RENEWED CALLS FOR AUTOBAHN SPEED LIMITS
New figures reveal significantly higher death rates on derestricted sections.
The derestricted sections of German autobahn come in for regular criticism, mostly recently in May 2013 from the now deputy chancellor Sigmar Gabriel.
The perennial argument in favour of no motorway speed limits is that the autobahns are far safer than other roads.
Now opponents are focusing their attacks on this piece of received wisdom.
In a report on motorway safety in Europe, published today, the European Transport Safety Council (ETSC) says, ‘The number of deaths per kilometre of motorway was 30% lower on stretches of German motorways that have speed limit compared to those without limits.’
It recommends a speed limit on all German motorways. The most recent figures, from 2008, say two thirds of the motorway network has no speed limit.
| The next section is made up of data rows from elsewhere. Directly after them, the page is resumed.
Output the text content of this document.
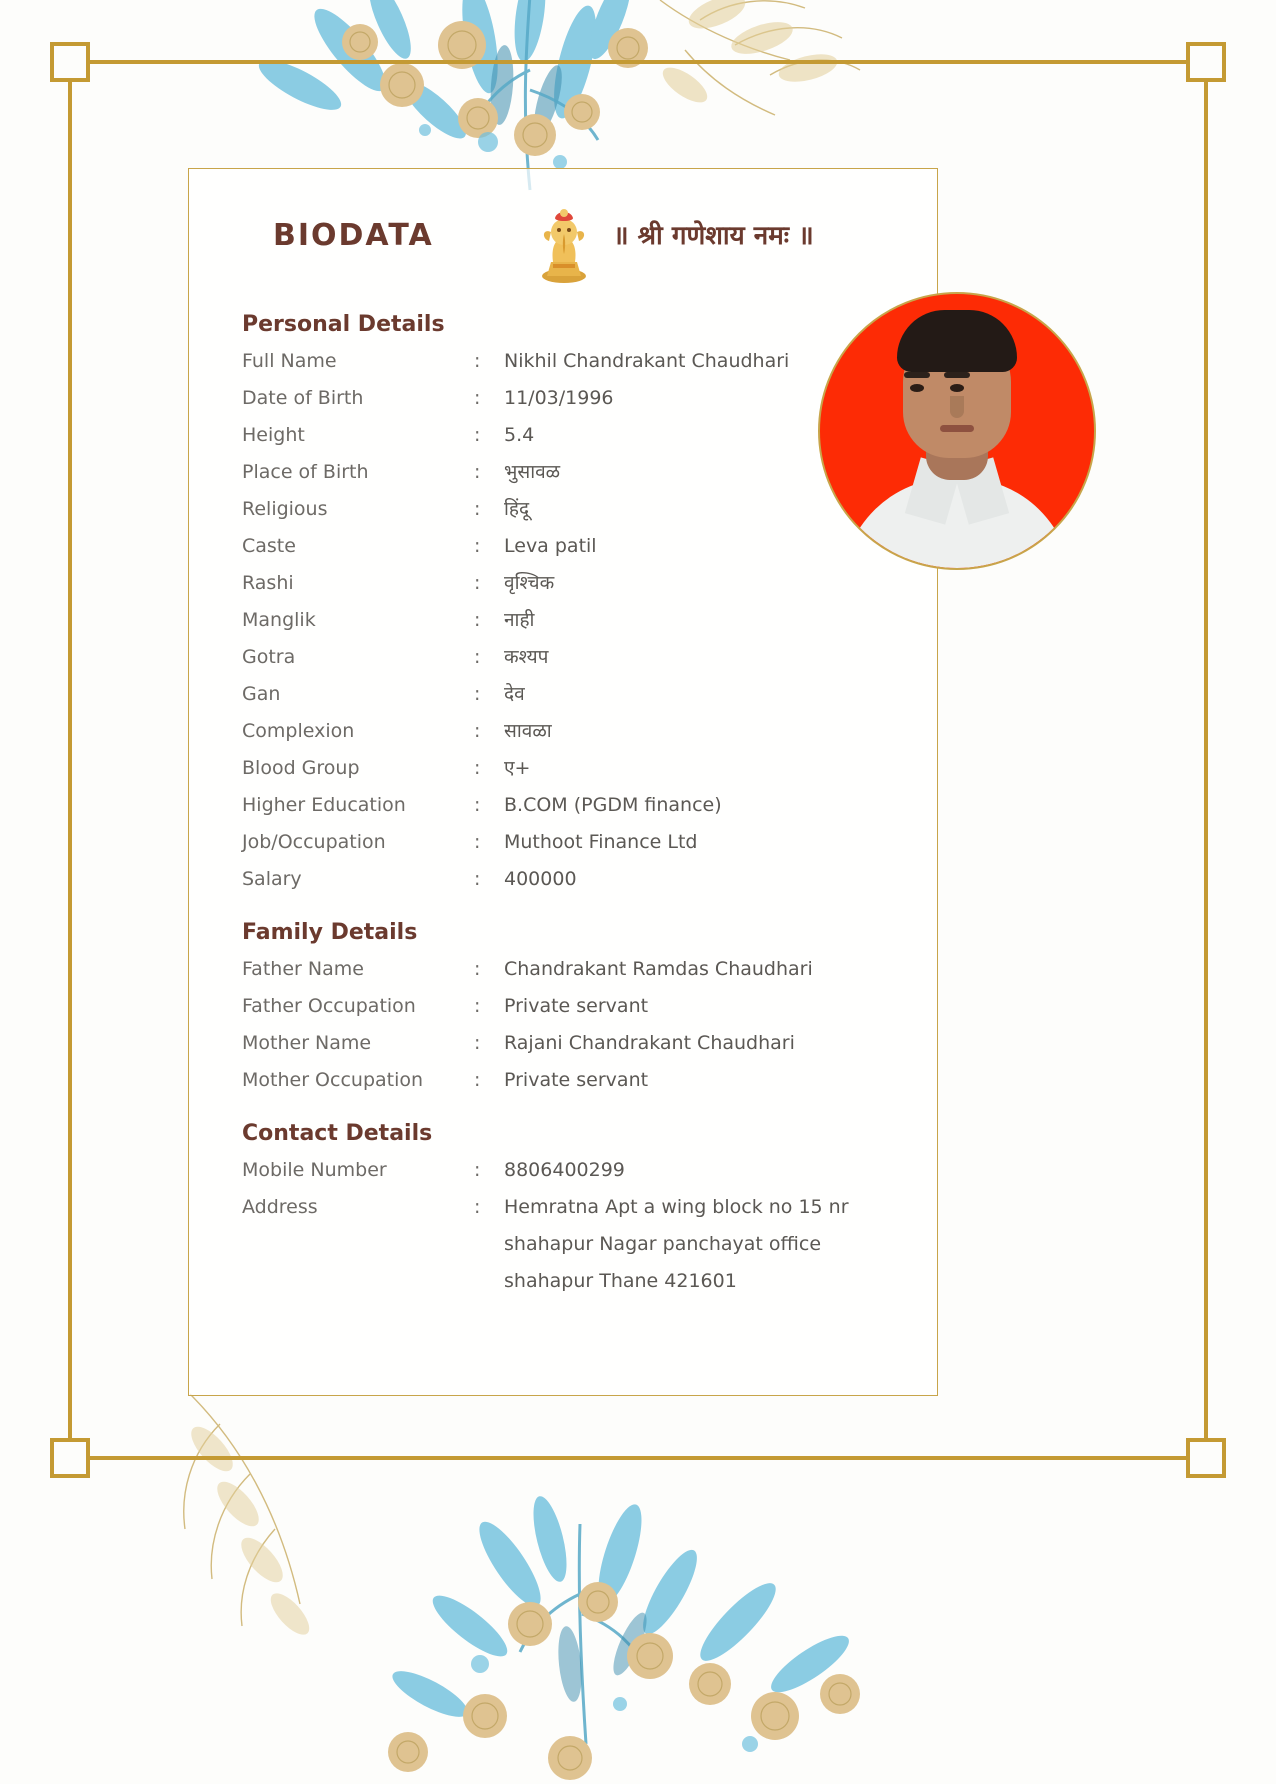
BIODATA	॥ श्री गणेशाय नमः ॥
Personal Details
Full Name	:	Nikhil Chandrakant Chaudhari
Date of Birth	:	11/03/1996
Height	:	5.4
Place of Birth	:	भुसावळ
Religious	:	हिंदू
Caste	:	Leva patil
Rashi	:	वृश्चिक
Manglik	:	नाही
Gotra	:	कश्यप
Gan	:	देव
Complexion	:	सावळा
Blood Group	:	ए+
Higher Education	:	B.COM (PGDM finance)
Job/Occupation	:	Muthoot Finance Ltd
Salary	:	400000
Family Details
Father Name	:	Chandrakant Ramdas Chaudhari
Father Occupation	:	Private servant
Mother Name	:	Rajani Chandrakant Chaudhari
Mother Occupation	:	Private servant
Contact Details
Mobile Number	:	8806400299
Address	:	Hemratna Apt a wing block no 15 nr
shahapur Nagar panchayat office
shahapur Thane 421601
Jacqueline Lacroix of the German Road Safety Council (DVR) and a member of ETSC says, ‘Speeding is a major cause of concern on our motorways. High differential speeds and failure to keep a safe distance can result in very severe rear-end collisions. Measures to reduce speeding are therefore urgently needed.’
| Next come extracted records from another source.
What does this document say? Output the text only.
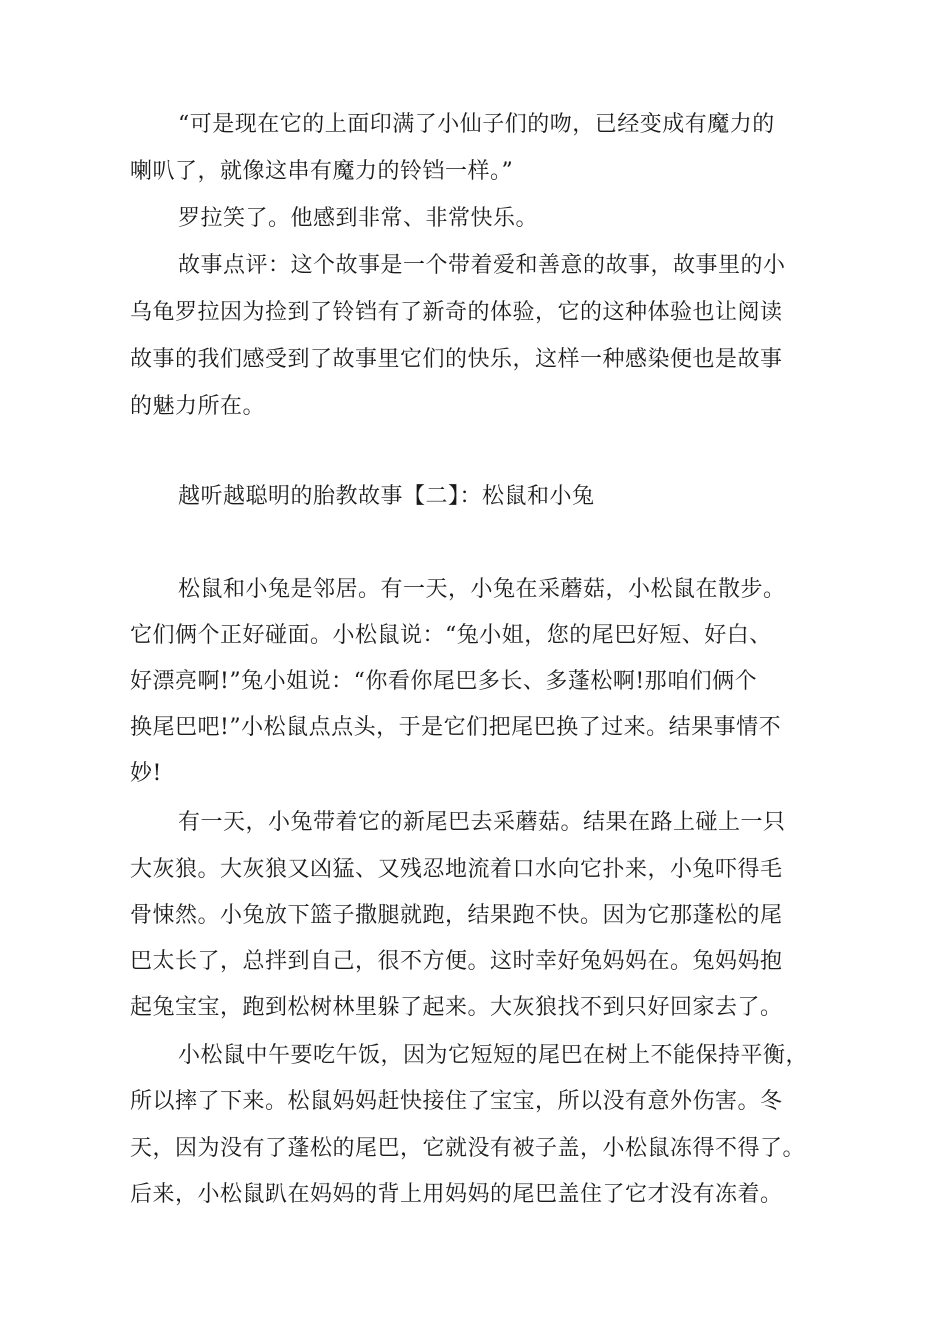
“可是现在它的上面印满了小仙子们的吻，已经变成有魔力的
喇叭了，就像这串有魔力的铃铛一样。”
罗拉笑了。他感到非常、非常快乐。
故事点评：这个故事是一个带着爱和善意的故事，故事里的小
乌龟罗拉因为捡到了铃铛有了新奇的体验，它的这种体验也让阅读
故事的我们感受到了故事里它们的快乐，这样一种感染便也是故事
的魅力所在。
越听越聪明的胎教故事【二】：松鼠和小兔
松鼠和小兔是邻居。有一天，小兔在采蘑菇，小松鼠在散步。
它们俩个正好碰面。小松鼠说：“兔小姐，您的尾巴好短、好白、
好漂亮啊!”兔小姐说：“你看你尾巴多长、多蓬松啊!那咱们俩个
换尾巴吧!”小松鼠点点头，于是它们把尾巴换了过来。结果事情不
妙!
有一天，小兔带着它的新尾巴去采蘑菇。结果在路上碰上一只
大灰狼。大灰狼又凶猛、又残忍地流着口水向它扑来，小兔吓得毛
骨悚然。小兔放下篮子撒腿就跑，结果跑不快。因为它那蓬松的尾
巴太长了，总拌到自己，很不方便。这时幸好兔妈妈在。兔妈妈抱
起兔宝宝，跑到松树林里躲了起来。大灰狼找不到只好回家去了。
小松鼠中午要吃午饭，因为它短短的尾巴在树上不能保持平衡，
所以摔了下来。松鼠妈妈赶快接住了宝宝，所以没有意外伤害。冬
天，因为没有了蓬松的尾巴，它就没有被子盖，小松鼠冻得不得了。
后来，小松鼠趴在妈妈的背上用妈妈的尾巴盖住了它才没有冻着。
According to the ETSC, deaths on German motorways fell from 694 in 2004 to 387 in 2012 but rose by 11% in 2013 even as the overall death rate fell by 7%.
In common with France and the UK, Germany is expected to announce another rise in accident fatalities for 2014.
Whether the ETSC’s latest intervention will have any effect is doubtful. As Clemens Gleich said in his 2013 eBook The Traveller’s Guide to the German Autobahn, ‘A general speed limit seems un-German to us, has a socialist stench, maybe even something French about it.’
roundup: BELGIUM. Only drivers from France, the Netherlands, Germany, Luxembourg and Switzerland are sent remote speeding fines because of translation difficulties reports La Derniere Heure (via Xpats.com and Deredactie.be). The authorities say they are working on a fix. Belgium signed up to the original 2013 cross-border fines directive but the countries mentioned, plus Spain, were already included in an earlier info sharing agreement. NETHERLANDS. The average price of street parking in central Amsterdam is now €5/hour according to a new national parking survey (via DutchNews.nl). Forty percent of municipalities raised prices this year by an average 6% (up 20% in Haarlem) to an average €2.66/hour. Cheapest is Zoetermeer near The Hague at €1.28/hr. Street parking is generally cheaper than parking garages (though is normally time-limited) but there is usually at least one cheaper garage says the survey. The cheapest garage parking we know in Amsterdam, by the Central Station, is €32.50 per 24 hours. CROSSING THE CHANNEL. The fire in mid-January which severely restricted Eurotunnel services for several days was started by an electric arc as the train entered the tunnel on the UK side says the interim report from the Rail Accident Investigation Branch (RAIB). Despite the power supply briefly tripping, the fire itself wasn’t discovered until 22 minutes later when the train was still 21km from the French side. Eurotunnel says it has reviewed procedures following ‘arcing events’. A truck driver pulling a refrigerator unit noticed last night, for the first time, that he was loaded onto a covered wagon.